家康は、清洲城から10kmほど北にある小牧山という小高い丘に目をつけていた。
(あの小牧山に陣を敷けば、濃尾平野を一望に見渡すことができ、北から寄せてくるであろう敵
の数や備えや動きをつぶさに見ることができる)
しかも小牧山は、かつて信長が城を築こうとしたことがある場所で、岐阜城を手に入れてし
まったためにその話は沙汰止みになり、築城は途中まで進められた状態で放置されているのだが、
石垣や堀などはそのままの形で残っており、これに簡単な改修工事を加えるだけで軍事拠点とし
ては十分に機能する。
逆に言えば、この小牧山を敵に取られてしまえば清洲城の喉首を押さえられた格好になり、
最悪の状態になる。
家康は榊原康政を派遣していちはやく小牧山を占拠し、ここに軍事拠点を築かせた。
家康の戦略は、すでに決まっている。
(小牧山を基点にして巨大な陣城を築き、敵の侵攻を食い止める)
かつて信長が武田勝頼を相手にやった、野戦要塞を真似るのである。
家康は、清洲城を後方基地にしてその前面に長大な野戦要塞を構築し、堀を掘り、土塁をかき
上げ、柵を植えて防御力を高め、攻めて来るであろう敵を迎え討とうとした。
この要塞に蓋を閉じた貝のように閉じ篭り、敵の隙を見て要塞から突出し、野戦で敵に打撃を
与えてゆく。

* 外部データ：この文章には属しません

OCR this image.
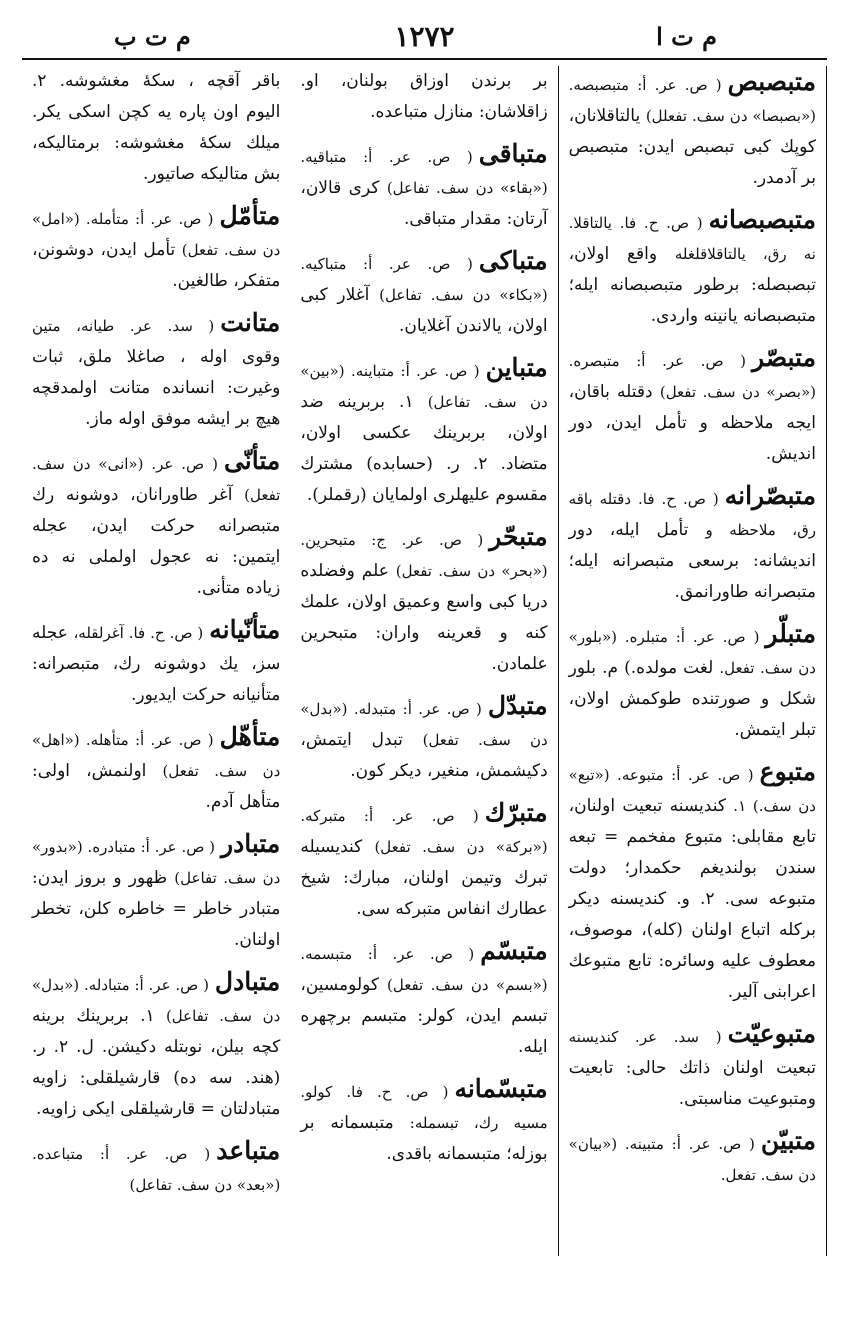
م ت ا
۱۲۷۲
م ت ب
باقر آقچه ، سکهٔ مغشوشه. ۲. الیوم اون پاره یه کچن اسکی یکر. میلك سکهٔ مغشوشه: برمتالیکه، بش متالیکه صاتیور.
متأمّل( ص. عر. أ: متأمله. («امل» دن سف. تفعل) تأمل ایدن، دوشونن، متفکر، طالغین.
متانت( سد. عر. طیانه، متین وقوی اوله ، صاغلا ملق، ثبات وغیرت: انسانده متانت اولمدقچه هیچ بر ایشه موفق اوله ماز.
متأنّی( ص. عر. («انی» دن سف. تفعل) آغر طاورانان، دوشونه رك متبصرانه حرکت ایدن، عجله ایتمین: نه عجول اولملی نه ده زیاده متأنی.
متأنّیانه( ص. ح. فا. آغرلقله، عجله سز، یك دوشونه رك، متبصرانه: متأنیانه حرکت ایدیور.
متأهّل( ص. عر. أ: متأهله. («اهل» دن سف. تفعل) اولنمش، اولی: متأهل آدم.
متبادر( ص. عر. أ: متبادره. («بدور» دن سف. تفاعل) ظهور و بروز ایدن: متبادر خاطر = خاطره کلن، تخطر اولنان.
متبادل( ص. عر. أ: متبادله. («بدل» دن سف. تفاعل) ۱. بربرینك برینه کچه بیلن، نوبتله دکیشن. ل. ۲. ر. (هند. سه ده) قارشیلقلی: زاویه متبادلتان = قارشیلقلی ایکی زاویه.
متباعد( ص. عر. أ: متباعده. («بعد» دن سف. تفاعل)
بر برندن اوزاق بولنان، او. زاقلاشان: منازل متباعده.
متباقی( ص. عر. أ: متباقیه. («بقاء» دن سف. تفاعل) کری قالان، آرتان: مقدار متباقی.
متباکی( ص. عر. أ: متباکیه. («بکاء» دن سف. تفاعل) آغلار کبی اولان، یالاندن آغلایان.
متباین( ص. عر. أ: متباینه. («بین» دن سف. تفاعل) ۱. بربرینه ضد اولان، بربرینك عکسی اولان، متضاد. ۲. ر. (حسابده) مشترك مقسوم علیهلری اولمایان (رقملر).
متبحّر( ص. عر. ج: متبحرین. («بحر» دن سف. تفعل) علم وفضلده دریا کبی واسع وعمیق اولان، علمك کنه و قعرینه واران: متبحرین علمادن.
متبدّل( ص. عر. أ: متبدله. («بدل» دن سف. تفعل) تبدل ایتمش، دکیشمش، منغیر، دیکر کون.
متبرّك( ص. عر. أ: متبرکه. («برکة» دن سف. تفعل) کندیسیله تبرك وتیمن اولنان، مبارك: شیخ عطارك انفاس متبرکه سی.
متبسّم( ص. عر. أ: متبسمه. («بسم» دن سف. تفعل) کولومسین، تبسم ایدن، کولر: متبسم برچهره ایله.
متبسّمانه( ص. ح. فا. کولو. مسیه رك، تبسمله: متبسمانه بر بوزله؛ متبسمانه باقدی.
متبصبص( ص. عر. أ: متبصبصه. («بصبصا» دن سف. تفعلل) یالتاقلانان، کوپك کبی تبصبص ایدن: متبصبص بر آدمدر.
متبصبصانه( ص. ح. فا. یالتاقلا. نه رق، یالتاقلاقلغله واقع اولان، تبصبصله: برطور متبصبصانه ایله؛ متبصبصانه یانینه واردی.
متبصّر( ص. عر. أ: متبصره. («بصر» دن سف. تفعل) دقتله باقان، ایجه ملاحظه و تأمل ایدن، دور اندیش.
متبصّرانه( ص. ح. فا. دقتله باقه رق، ملاحظه و تأمل ایله، دور اندیشانه: برسعی متبصرانه ایله؛ متبصرانه طاورانمق.
متبلّر( ص. عر. أ: متبلره. («بلور» دن سف. تفعل. لغت مولده.) م. بلور شکل و صورتنده طوکمش اولان، تبلر ایتمش.
متبوع( ص. عر. أ: متبوعه. («تبع» دن سف.) ۱. کندیسنه تبعیت اولنان، تابع مقابلی: متبوع مفخمم = تبعه سندن بولندیغم حکمدار؛ دولت متبوعه سی. ۲. و. کندیسنه دیکر برکله اتباع اولنان (کله)، موصوف، معطوف علیه وسائره: تابع متبوعك اعرابنی آلیر.
متبوعیّت( سد. عر. کندیسنه تبعیت اولنان ذاتك حالی: تابعیت ومتبوعیت مناسبتی.
متبیّن( ص. عر. أ: متبینه. («بیان» دن سف. تفعل.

敵が攻めてくれば要塞の防御力を頼みつつ飛び道具をもって反撃することができ、
また攻めてこないならば、長期対陣に持ち込みたい家康とすればそれはそれで良い。
軍勢が寡少な家康にとって、天下の兵を相手に戦うにはこれしか手がないであろう。
家康は、この戦略を自軍に徹底的に浸透させ、大急ぎで野戦要塞の構築に掛からせた。
秀吉は、このときまだ大阪にいる。